Rheology is the study of the effects experimented in a substance when a mechanical force is applied on a it (flow and deformation) under different external conditions. It is used to describe the consistency of different products and is normally defined by the components: viscosity and elasticity.
Measuring viscosity is determined by the tangible force required to displace the materials particles with a specific deformation-flow i.e. velocity.
The relationship between the tangible force and the deformation flow obtains the viscosity result. Ambient conditions such as temperature and pressure also have an effect on viscosity.

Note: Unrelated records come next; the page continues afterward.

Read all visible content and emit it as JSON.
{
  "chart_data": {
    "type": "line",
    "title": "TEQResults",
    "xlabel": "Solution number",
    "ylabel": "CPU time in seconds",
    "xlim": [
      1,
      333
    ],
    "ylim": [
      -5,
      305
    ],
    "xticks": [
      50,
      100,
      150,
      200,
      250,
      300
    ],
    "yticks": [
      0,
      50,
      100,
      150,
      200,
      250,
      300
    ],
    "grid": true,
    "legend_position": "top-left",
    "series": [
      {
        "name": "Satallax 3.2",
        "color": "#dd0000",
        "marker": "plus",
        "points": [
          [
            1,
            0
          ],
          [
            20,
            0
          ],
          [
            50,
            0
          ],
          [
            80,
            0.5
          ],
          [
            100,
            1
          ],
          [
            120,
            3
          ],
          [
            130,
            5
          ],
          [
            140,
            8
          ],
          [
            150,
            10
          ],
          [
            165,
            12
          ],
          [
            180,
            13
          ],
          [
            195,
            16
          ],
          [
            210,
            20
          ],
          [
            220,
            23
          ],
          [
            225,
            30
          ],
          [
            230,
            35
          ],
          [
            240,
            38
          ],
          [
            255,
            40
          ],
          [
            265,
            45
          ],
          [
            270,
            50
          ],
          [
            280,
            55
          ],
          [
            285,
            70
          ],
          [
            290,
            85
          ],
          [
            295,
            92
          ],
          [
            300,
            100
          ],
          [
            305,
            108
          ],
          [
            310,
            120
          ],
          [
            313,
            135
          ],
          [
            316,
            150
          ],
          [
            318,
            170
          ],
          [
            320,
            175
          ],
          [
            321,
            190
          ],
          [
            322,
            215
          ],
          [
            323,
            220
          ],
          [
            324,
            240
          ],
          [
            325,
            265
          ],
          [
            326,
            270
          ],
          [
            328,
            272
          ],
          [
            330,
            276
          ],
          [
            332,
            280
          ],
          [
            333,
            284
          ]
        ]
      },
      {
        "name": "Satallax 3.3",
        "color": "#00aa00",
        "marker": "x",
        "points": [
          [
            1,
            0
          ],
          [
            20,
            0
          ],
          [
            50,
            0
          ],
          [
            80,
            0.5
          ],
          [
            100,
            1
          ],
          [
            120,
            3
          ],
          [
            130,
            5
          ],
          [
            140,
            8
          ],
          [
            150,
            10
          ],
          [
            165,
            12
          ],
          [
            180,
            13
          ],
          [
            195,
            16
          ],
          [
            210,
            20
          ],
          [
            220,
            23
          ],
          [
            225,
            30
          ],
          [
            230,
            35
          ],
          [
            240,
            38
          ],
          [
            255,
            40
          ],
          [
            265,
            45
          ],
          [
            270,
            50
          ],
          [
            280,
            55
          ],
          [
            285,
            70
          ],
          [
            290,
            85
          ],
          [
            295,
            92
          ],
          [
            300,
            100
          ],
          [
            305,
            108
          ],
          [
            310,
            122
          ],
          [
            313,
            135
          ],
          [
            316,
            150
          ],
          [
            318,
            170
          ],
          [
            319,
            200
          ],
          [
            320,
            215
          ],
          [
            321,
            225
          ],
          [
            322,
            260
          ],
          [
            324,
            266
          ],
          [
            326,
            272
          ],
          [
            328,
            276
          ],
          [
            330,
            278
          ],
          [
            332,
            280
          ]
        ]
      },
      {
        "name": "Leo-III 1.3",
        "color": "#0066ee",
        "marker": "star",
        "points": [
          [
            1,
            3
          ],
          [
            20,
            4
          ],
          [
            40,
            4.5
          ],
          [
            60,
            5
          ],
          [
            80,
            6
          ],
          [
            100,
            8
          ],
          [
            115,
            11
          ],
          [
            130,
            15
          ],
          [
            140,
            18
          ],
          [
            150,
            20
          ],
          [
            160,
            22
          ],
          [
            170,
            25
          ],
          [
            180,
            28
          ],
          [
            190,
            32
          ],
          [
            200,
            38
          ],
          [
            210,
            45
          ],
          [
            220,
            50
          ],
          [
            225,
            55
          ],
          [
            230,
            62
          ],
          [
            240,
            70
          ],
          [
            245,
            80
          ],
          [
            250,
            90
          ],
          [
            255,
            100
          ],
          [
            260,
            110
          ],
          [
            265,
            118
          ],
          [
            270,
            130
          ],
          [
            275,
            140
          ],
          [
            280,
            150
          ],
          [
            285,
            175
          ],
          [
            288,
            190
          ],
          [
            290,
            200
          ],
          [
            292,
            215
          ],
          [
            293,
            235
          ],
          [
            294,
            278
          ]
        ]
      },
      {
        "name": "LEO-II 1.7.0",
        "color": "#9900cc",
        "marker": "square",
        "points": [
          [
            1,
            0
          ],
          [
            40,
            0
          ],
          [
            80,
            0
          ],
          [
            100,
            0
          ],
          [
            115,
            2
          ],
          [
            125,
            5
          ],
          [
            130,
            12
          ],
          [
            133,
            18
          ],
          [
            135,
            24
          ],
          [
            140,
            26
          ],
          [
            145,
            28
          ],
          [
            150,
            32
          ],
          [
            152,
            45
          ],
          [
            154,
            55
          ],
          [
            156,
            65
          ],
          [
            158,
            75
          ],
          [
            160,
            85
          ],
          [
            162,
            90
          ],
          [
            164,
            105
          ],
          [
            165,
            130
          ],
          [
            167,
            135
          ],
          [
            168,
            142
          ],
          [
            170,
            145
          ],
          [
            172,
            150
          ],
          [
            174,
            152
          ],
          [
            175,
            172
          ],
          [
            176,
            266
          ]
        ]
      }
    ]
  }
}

The measurement of viscosity is not just limited to the research laboratory, it has progressively entered the field of industrial quality control.
PRINCIPLES OF VISCOSITY
These instruments operate by means of a cylinder or disk (spindle) that is submerged into the material to be analysed and by measuring the resistance of the substance at a selected known speed. This resistance results is the measurement of the viscosity according to the flow characteristics of the reference spindle; the instrument calculates the result and directly displays the viscosity that is reported in cP (CGS) or mPa-s (SI).
A wide range of viscosity can be measured using viscometers that are equipped with different types of spindles and speed ranges. The design of the spindles and the principals of measurement principles are regulated by ISO 2555 and ISO 1652 standards. All spindles are made of AISI 316 stainless steel. Each spindle can be identified by a letter and a number.